PS offers programable keys to do it in one step ...my hubby does that alot  ... i like to have control over each photo .. so i do it one-by-one.. im just trying to test this "Raw" thing enough before i go out and do an actual shoot ... i wanna know what my results look like and if i can control the outcome


----------



## Dew (Sep 21, 2003)

Mr. doxx got me a plug-in for PS enabling Raw mode ... things are looking bright, im getting 16 bit channels   ... still gotta test it some more


----------



## GerryDavid (Sep 21, 2003)

Dew said:
			
		

> when i photographed my hubby, i didnt use flash .. just messing around .. him being my unassuming subject   ... some of them might end up on our website (blackmail photos :twisted: ) ....



Hmm, hehe, so when you photographed your husband with no flash in the dark, did you expose the picture for a longer period of time than usual or just the normal picture time?  :0)  If its the 2nd case, thats sweet, hehe, and if its the first one, when I do that its usually a bit blurry since no one stands still for a few seconds.  :0).


----------



## Dew (Sep 21, 2003)

i exposed him for about 20-30 seconds in Raw mode ... there was a little light coming in from another room ... i got his shadow on the wall ... it looked like a horror flick


----------



## GerryDavid (Sep 21, 2003)

Dew said:
			
		

> i exposed him for about 20-30 seconds in Raw mode ... there was a little light coming in from another room ... i got his shadow on the wall ... it looked like a horror flick



Hehe, are you going to share any of these experiments?  At least screen sized samples? : 0)

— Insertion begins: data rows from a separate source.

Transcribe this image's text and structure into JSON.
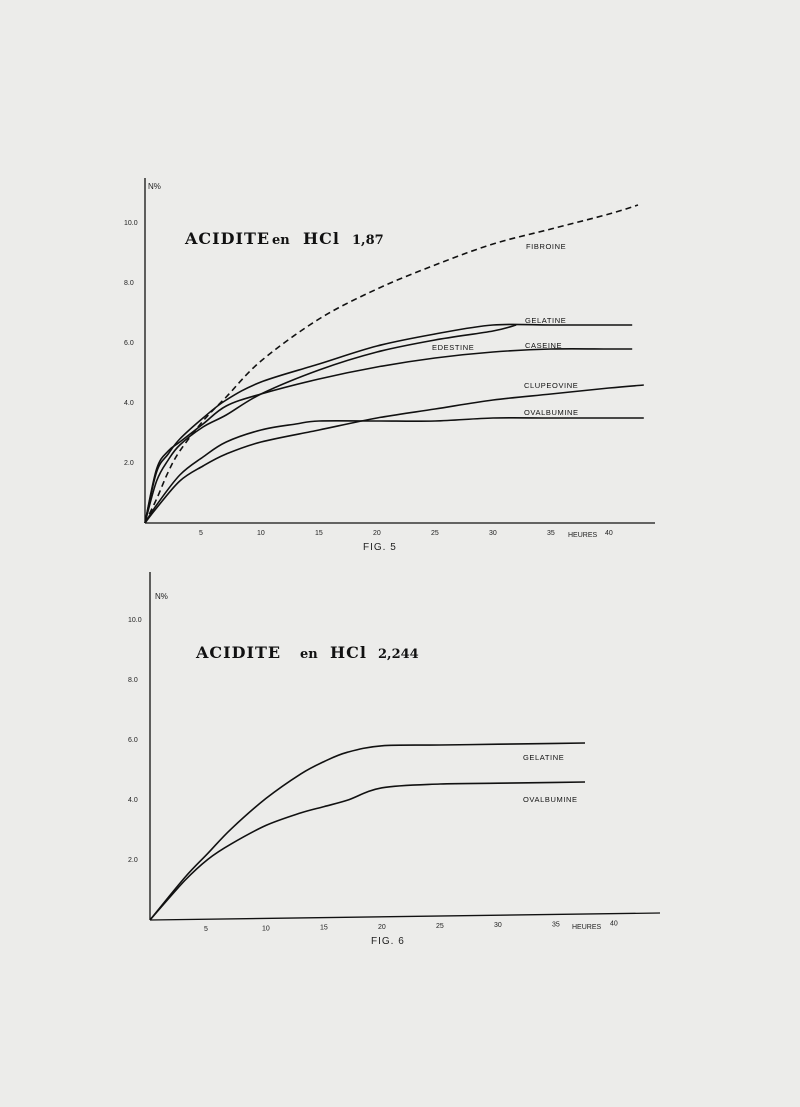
{
  "chart_data": [
    {
      "type": "line",
      "title": "ACIDITE en HCl 1,87",
      "title_parts": {
        "word1": "ACIDITE",
        "word2": "en",
        "word3": "HCl",
        "value": "1,87"
      },
      "figure_label": "FIG. 5",
      "ylabel": "N%",
      "xlabel": "HEURES",
      "xlim": [
        0,
        44
      ],
      "ylim": [
        0,
        115
      ],
      "x_ticks": [
        5,
        10,
        15,
        20,
        25,
        30,
        35,
        40
      ],
      "y_ticks": [
        {
          "value": 20,
          "label": "2.0"
        },
        {
          "value": 40,
          "label": "4.0"
        },
        {
          "value": 60,
          "label": "6.0"
        },
        {
          "value": 80,
          "label": "8.0"
        },
        {
          "value": 100,
          "label": "10.0"
        }
      ],
      "legend": "labels-on-curves",
      "series": [
        {
          "name": "FIBROINE",
          "style": "dashed",
          "x": [
            0,
            1,
            2,
            3,
            5,
            7,
            10,
            15,
            20,
            25,
            30,
            35,
            40,
            42.5
          ],
          "y": [
            0,
            8,
            17,
            24,
            34,
            42,
            54,
            68,
            78,
            86,
            93,
            98,
            103,
            106
          ]
        },
        {
          "name": "GELATINE",
          "x": [
            0,
            1,
            2,
            3,
            5,
            7,
            10,
            15,
            20,
            25,
            30,
            35,
            40,
            42
          ],
          "y": [
            0,
            17,
            23,
            28,
            35,
            41,
            47,
            53,
            59,
            63,
            66,
            66,
            66,
            66
          ]
        },
        {
          "name": "EDESTINE",
          "x": [
            0,
            1,
            2,
            3,
            5,
            7,
            10,
            15,
            20,
            25,
            30,
            32
          ],
          "y": [
            0,
            14,
            21,
            26,
            32,
            36,
            43,
            51,
            57,
            61,
            64,
            66
          ]
        },
        {
          "name": "CASEINE",
          "x": [
            0,
            1,
            2,
            3,
            5,
            7,
            10,
            15,
            20,
            25,
            30,
            35,
            40,
            42
          ],
          "y": [
            0,
            18,
            24,
            27,
            33,
            39,
            43,
            48,
            52,
            55,
            57,
            58,
            58,
            58
          ]
        },
        {
          "name": "CLUPEOVINE",
          "x": [
            0,
            1,
            3,
            5,
            7,
            10,
            15,
            20,
            25,
            30,
            35,
            40,
            43
          ],
          "y": [
            0,
            5,
            14,
            19,
            23,
            27,
            31,
            35,
            38,
            41,
            43,
            45,
            46
          ]
        },
        {
          "name": "OVALBUMINE",
          "x": [
            0,
            1,
            3,
            5,
            7,
            10,
            13,
            15,
            20,
            25,
            30,
            35,
            40,
            43
          ],
          "y": [
            0,
            6,
            16,
            22,
            27,
            31,
            33,
            34,
            34,
            34,
            35,
            35,
            35,
            35
          ]
        }
      ]
    },
    {
      "type": "line",
      "title": "ACIDITE en HCl 2,244",
      "title_parts": {
        "word1": "ACIDITE",
        "word2": "en",
        "word3": "HCl",
        "value": "2,244"
      },
      "figure_label": "FIG. 6",
      "ylabel": "N%",
      "xlabel": "HEURES",
      "xlim": [
        0,
        44
      ],
      "ylim": [
        0,
        115
      ],
      "x_ticks": [
        5,
        10,
        15,
        20,
        25,
        30,
        35,
        40
      ],
      "y_ticks": [
        {
          "value": 20,
          "label": "2.0"
        },
        {
          "value": 40,
          "label": "4.0"
        },
        {
          "value": 60,
          "label": "6.0"
        },
        {
          "value": 80,
          "label": "8.0"
        },
        {
          "value": 100,
          "label": "10.0"
        }
      ],
      "legend": "labels-on-curves",
      "series": [
        {
          "name": "GELATINE",
          "x": [
            0,
            3,
            5,
            7,
            10,
            13,
            15,
            17,
            20,
            25,
            30,
            35,
            37.5
          ],
          "y": [
            0,
            14,
            22,
            30,
            40,
            48,
            52,
            55,
            57,
            57,
            57,
            57,
            57
          ]
        },
        {
          "name": "OVALBUMINE",
          "x": [
            0,
            3,
            5,
            7,
            10,
            13,
            15,
            17,
            20,
            25,
            30,
            35,
            37.5
          ],
          "y": [
            0,
            13,
            20,
            25,
            31,
            35,
            37,
            39,
            43,
            44,
            44,
            44,
            44
          ]
        }
      ]
    }
  ]
}
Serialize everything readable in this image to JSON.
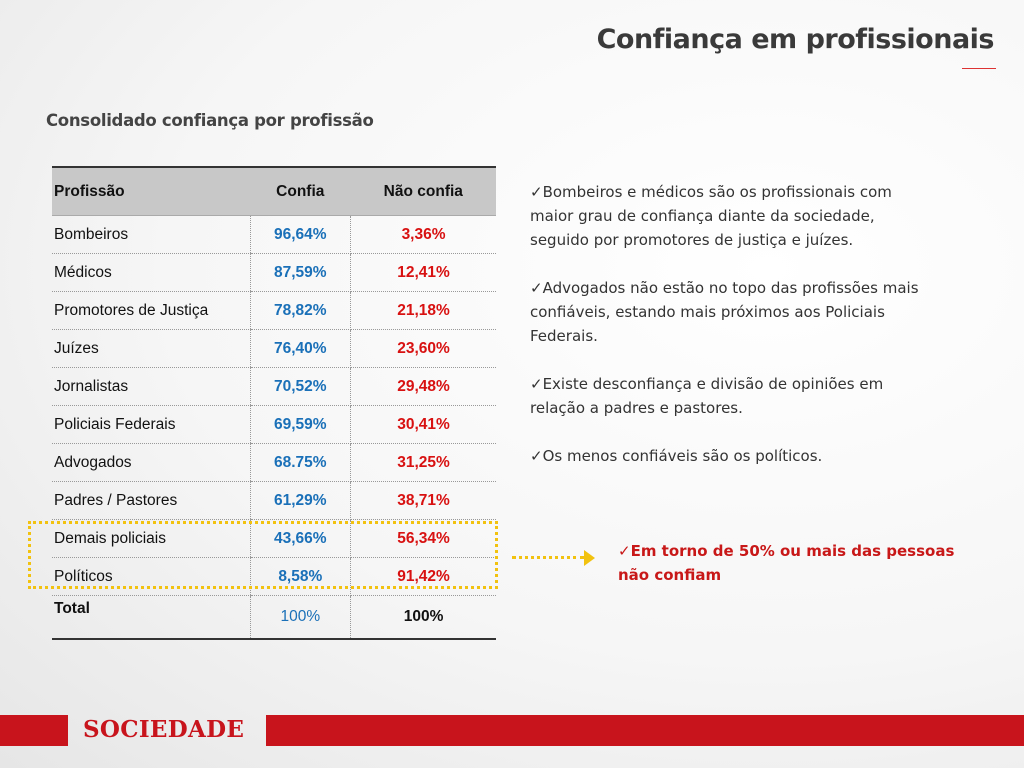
{
  "header": {
    "title": "Confiança em profissionais"
  },
  "subtitle": "Consolidado confiança por profissão",
  "table": {
    "headers": [
      "Profissão",
      "Confia",
      "Não confia"
    ],
    "rows": [
      [
        "Bombeiros",
        "96,64%",
        "3,36%"
      ],
      [
        "Médicos",
        "87,59%",
        "12,41%"
      ],
      [
        "Promotores de Justiça",
        "78,82%",
        "21,18%"
      ],
      [
        "Juízes",
        "76,40%",
        "23,60%"
      ],
      [
        "Jornalistas",
        "70,52%",
        "29,48%"
      ],
      [
        "Policiais Federais",
        "69,59%",
        "30,41%"
      ],
      [
        "Advogados",
        "68.75%",
        "31,25%"
      ],
      [
        "Padres / Pastores",
        "61,29%",
        "38,71%"
      ],
      [
        "Demais policiais",
        "43,66%",
        "56,34%"
      ],
      [
        "Políticos",
        "8,58%",
        "91,42%"
      ]
    ],
    "total": [
      "Total",
      "100%",
      "100%"
    ]
  },
  "bullets": [
    "✓Bombeiros e médicos são os profissionais com maior grau de confiança diante da sociedade, seguido por promotores de justiça e juízes.",
    "✓Advogados não estão no topo das profissões mais confiáveis, estando mais próximos aos Policiais Federais.",
    "✓Existe desconfiança e divisão de opiniões em relação a padres e pastores.",
    "✓Os menos confiáveis são os políticos."
  ],
  "callout": "✓Em torno de 50% ou mais das pessoas não confiam",
  "footer": {
    "label": "SOCIEDADE"
  },
  "colors": {
    "accent_red": "#c8141c",
    "trust_blue": "#1a70b8",
    "distrust_red": "#d81111",
    "highlight_yellow": "#f2c20f"
  }
}
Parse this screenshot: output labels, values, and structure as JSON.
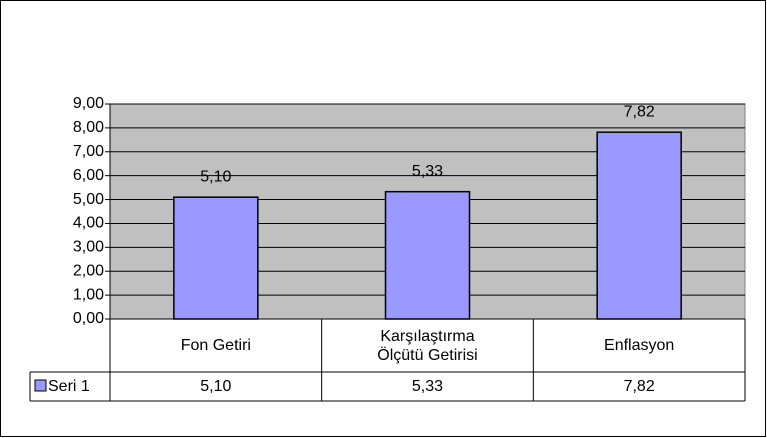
{
  "chart_data": {
    "type": "bar",
    "categories": [
      "Fon Getiri",
      "Karşılaştırma Ölçütü Getirisi",
      "Enflasyon"
    ],
    "series": [
      {
        "name": "Seri 1",
        "color": "#9999ff",
        "values": [
          5.1,
          5.33,
          7.82
        ],
        "value_labels": [
          "5,10",
          "5,33",
          "7,82"
        ]
      }
    ],
    "ylim": [
      0,
      9
    ],
    "yticks": [
      {
        "value": 0,
        "label": "0,00"
      },
      {
        "value": 1,
        "label": "1,00"
      },
      {
        "value": 2,
        "label": "2,00"
      },
      {
        "value": 3,
        "label": "3,00"
      },
      {
        "value": 4,
        "label": "4,00"
      },
      {
        "value": 5,
        "label": "5,00"
      },
      {
        "value": 6,
        "label": "6,00"
      },
      {
        "value": 7,
        "label": "7,00"
      },
      {
        "value": 8,
        "label": "8,00"
      },
      {
        "value": 9,
        "label": "9,00"
      }
    ],
    "grid": true,
    "plot_background": "#c0c0c0"
  }
}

So Dew, you mentioned before you got some ideas for photo shoots, mind sharing some?  :0)  I got an urge to go for a walk in the woods and see what I can come up with but im waitign till Tuesday for that, but its forcasted rain for that day so I may have to wait even longer, hehe.


----------



## Dew (Sep 21, 2003)

the ones that i took of him in the dark were just experiments, so i didnt keep them ... i deleted them all .... i called my hubby in the room ... being the nutcase that he is, he grabbed a butcher's knife ... so he looked  like Jason from _Friday the 13th_   ... i didnt really want to show those photos, they looked a little violent  :roll: .. plus i dont want u guys to get the wrong idea  :lmao: 


this idea that i have brewing in my head is sort of eccentric ... it will be the first time that i've "staged" something with more than one person ... i got the "subjects" ... im still looking for the perfect location ... the set up will be in a bathroom .... i think i'll be shooting everything in Raw mode ... i still have more testing to do... but i dont want to blow it  :?


----------